Saat sedang berbicara dengan Mas Prima di depan rumahnya, tiba-tiba mobil mewah memasuki halaman. Seorang gadis cantik turun dari mobil tersebut. Sambil berjalan, dia menatap ke arah kami. Aku berpikir dia mungkin saudara Mas Prima. Kemudian, gadis itu melangkah gontai masuk ke rumah orang tua Mas Prima. 

"Itu cewek yang mau dijodohkan sama aku," ucap Mas Prima sambil memandangi gadis tersebut menghilang dari pandangan kami. 

Perasaan minderku seketika menguasai hati. Apalah diriku yang hanya gadis penjaga toko. Sungguh bagai langit dan bumi. 

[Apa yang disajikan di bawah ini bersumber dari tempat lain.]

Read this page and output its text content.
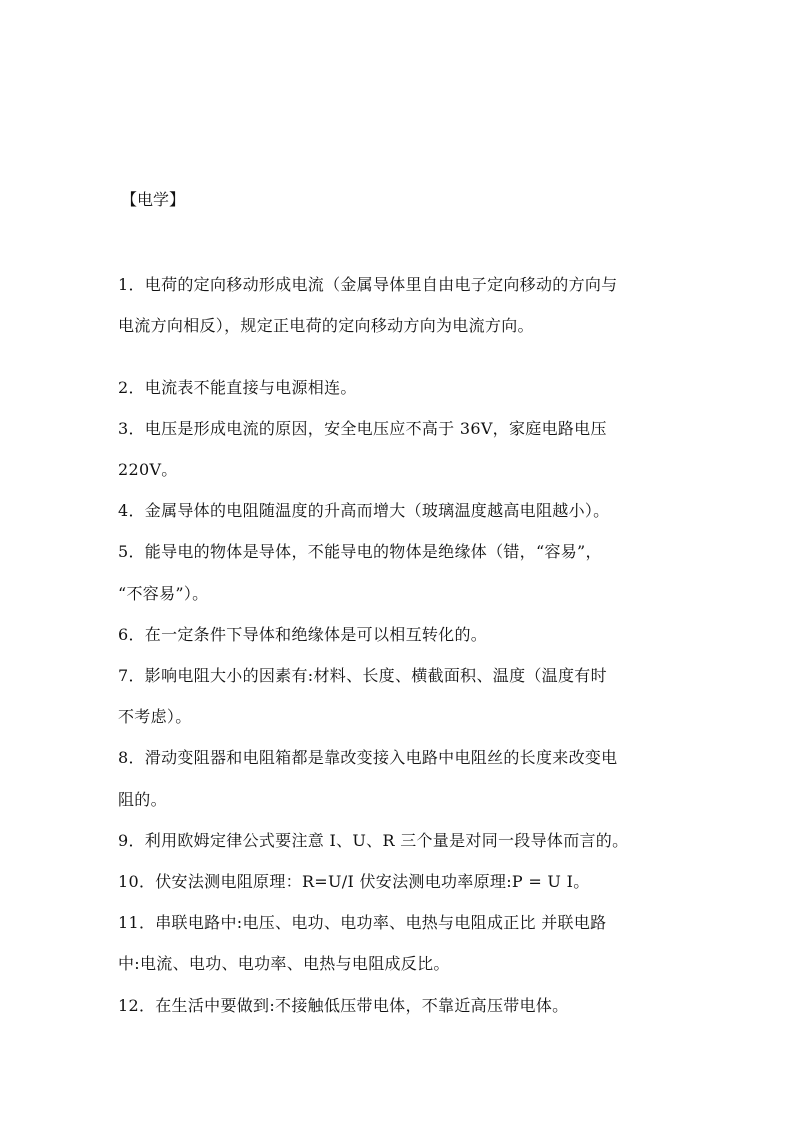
【电学】
1．电荷的定向移动形成电流（金属导体里自由电子定向移动的方向与
电流方向相反），规定正电荷的定向移动方向为电流方向。
2．电流表不能直接与电源相连。
3．电压是形成电流的原因，安全电压应不高于 36V，家庭电路电压
220V。
4．金属导体的电阻随温度的升高而增大（玻璃温度越高电阻越小）。
5．能导电的物体是导体，不能导电的物体是绝缘体（错，“容易”，
“不容易”）。
6．在一定条件下导体和绝缘体是可以相互转化的。
7．影响电阻大小的因素有:材料、长度、横截面积、温度（温度有时
不考虑）。
8．滑动变阻器和电阻箱都是靠改变接入电路中电阻丝的长度来改变电
阻的。
9．利用欧姆定律公式要注意 I、U、R 三个量是对同一段导体而言的。
10．伏安法测电阻原理：R=U/I 伏安法测电功率原理:P = U I。
11．串联电路中:电压、电功、电功率、电热与电阻成正比 并联电路
中:电流、电功、电功率、电热与电阻成反比。
12．在生活中要做到:不接触低压带电体，不靠近高压带电体。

Usai berbicara, Mas Prima menyalakan mesin motor dan aku segera naik ke boncengan. Selama di jalan, aku tak banyak bicara. Ingatanku masih tertuju pada gadis yang akan dijodohkan dengan Mas Prima. 

"Mas, kamu terima saja gadis itu. Kalau aku lihat dia cocok buat kamu," ucapku dari belakang yang membuat Mas Prima mengurangi kecepatan motor. 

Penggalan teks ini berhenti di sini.